Zarmakoupi’s book is wide-ranging in its coverage of Roman literary, social, and aesthetic topics, and it may seem to be addressed mainly to specialists in the fields of Roman painting and domestic architecture. However, its appeal does not stop there: it is a valuable resource for teaching and for students because Zarmakoupi is generous in outlining the historiography and sources for landscape painting and theory of natural representation—Roman, Renaissance, and European to the present. Painters painting the countryside in grand countryside houses for people of privilege, like J.M.W. Turner painting for Lord Egremont at Petworth, was as much a Roman as a later activity.

 

Notes

[1] The book itself is also exceptionally elegant: the Getty Foundation Publications team has made its fine production- and illustration-values equal to its contents.

[2] Roger, Alain 1997. Court traité du paysage. Paris: Gallimard. It is welcome that Zarmakoupi uses Roger’s idea as a framework only and does not insist on its universal application to all aspects of Roman landscape painting. The verb artialiser is unusual in French: it appears mainly in 19th century art criticism or as extensions of Alain Roger’s ideas.

[3] For insights into non-elite Roman art, scholars of daily life have for a long time as well as more recently been at the forefront of documentation of non-elite contexts: Carcopino, Jérôme 1975 (1939). La vie quotidienne à Rome à l’apogée de l’Empire. Paris: Hachette; English translations: id. 1956, Daily life in ancient Rome: the people and the city at the height of the empire. Harmondsworth, UK: Penguin; id. 2003. Daily life in ancient Rome: the people and the city at the height of the empire, 2nd ed. New Haven, CT: Yale U. P.; Veyne, Paul 1985. De l’Empire romain à l’an mil, vol. 1 of Ariès, Philippe and Georges Duby (eds.) 1985-1987. Histoire de la vie privée, 5 vols. Paris: Seuil ; English translations: id. (eds.) 1987-1991, A History of Private Life. More recently, Clarke, John R. 2005. Art in the Lives of Ordinary Romans. Visual Representation and Non-Elite Viewers in Italy, 100 B.C.-A.D. 315. Berkeley, CA: University of California Press; on this topic, some articles in MacMullen, Ramsay 2019. Changes in the Roman Empire: Essays in the Ordinary. Princeton, NJ: Princeton U. P., ACLS Humanities E-Book.
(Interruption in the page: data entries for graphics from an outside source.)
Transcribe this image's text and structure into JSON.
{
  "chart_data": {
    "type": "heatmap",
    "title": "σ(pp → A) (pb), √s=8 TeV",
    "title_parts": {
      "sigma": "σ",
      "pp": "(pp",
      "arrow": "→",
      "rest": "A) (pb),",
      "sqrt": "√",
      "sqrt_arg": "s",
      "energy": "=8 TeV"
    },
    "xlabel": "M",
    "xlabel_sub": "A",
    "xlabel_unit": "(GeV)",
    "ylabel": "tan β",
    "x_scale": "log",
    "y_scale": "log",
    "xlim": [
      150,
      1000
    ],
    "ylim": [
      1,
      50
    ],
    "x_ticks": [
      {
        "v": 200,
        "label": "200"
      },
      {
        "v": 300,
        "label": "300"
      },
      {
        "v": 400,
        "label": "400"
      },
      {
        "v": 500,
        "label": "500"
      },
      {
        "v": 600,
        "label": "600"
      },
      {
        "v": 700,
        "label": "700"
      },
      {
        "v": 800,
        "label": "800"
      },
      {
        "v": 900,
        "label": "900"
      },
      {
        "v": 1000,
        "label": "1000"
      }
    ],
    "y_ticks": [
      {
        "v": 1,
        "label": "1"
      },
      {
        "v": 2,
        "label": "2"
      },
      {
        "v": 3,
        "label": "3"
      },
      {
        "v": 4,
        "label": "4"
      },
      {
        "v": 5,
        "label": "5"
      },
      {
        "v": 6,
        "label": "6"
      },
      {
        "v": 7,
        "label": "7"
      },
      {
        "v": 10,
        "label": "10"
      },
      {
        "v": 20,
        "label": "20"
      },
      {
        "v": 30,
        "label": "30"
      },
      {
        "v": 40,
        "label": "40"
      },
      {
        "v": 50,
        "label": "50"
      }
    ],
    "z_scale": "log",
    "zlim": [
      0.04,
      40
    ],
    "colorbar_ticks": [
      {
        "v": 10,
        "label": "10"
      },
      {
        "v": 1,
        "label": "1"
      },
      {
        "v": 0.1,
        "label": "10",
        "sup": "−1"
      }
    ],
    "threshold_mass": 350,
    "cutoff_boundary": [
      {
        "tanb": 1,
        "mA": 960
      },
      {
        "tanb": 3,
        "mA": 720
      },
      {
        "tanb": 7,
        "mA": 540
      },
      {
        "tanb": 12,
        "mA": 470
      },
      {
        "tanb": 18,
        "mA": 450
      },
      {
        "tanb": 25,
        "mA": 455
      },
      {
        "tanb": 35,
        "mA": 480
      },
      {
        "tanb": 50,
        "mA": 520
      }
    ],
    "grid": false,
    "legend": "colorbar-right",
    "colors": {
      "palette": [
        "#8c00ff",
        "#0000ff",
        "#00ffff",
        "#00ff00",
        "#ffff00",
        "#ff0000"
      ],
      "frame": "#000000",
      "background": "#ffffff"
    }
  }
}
[4] Marzano, A.  2010. “Le ville marittime dell’Italia romana tra amoenitas e fructus.” Amoenitas 1: 21-34.

[5] For the aesthetic and post-colonialist history of “oriental” imagery in Western visual and literary art: Edward W. Saïd 1978. Orientalism. New York: Pantheon Books.

[6] Zarmakoupi’s analysis of the difference between the patronal and enslaved visual experiences is based in part on the insights in Joshel, Sandra R. and Lauren Hackworth Petersen 2019. “Seeing Slaves at Villa A.” In Clarke, John R. and Nayla K. Muntasser (eds.) 2014. Oplontis: Villa A (‘of Poppaea”) at Torre Annunziata, Italy, vol. 2 The Decorations: Painting, Stucco, Pavements, Sculptures. E-book, para. 582-634. New York: American Council of Learned Societies.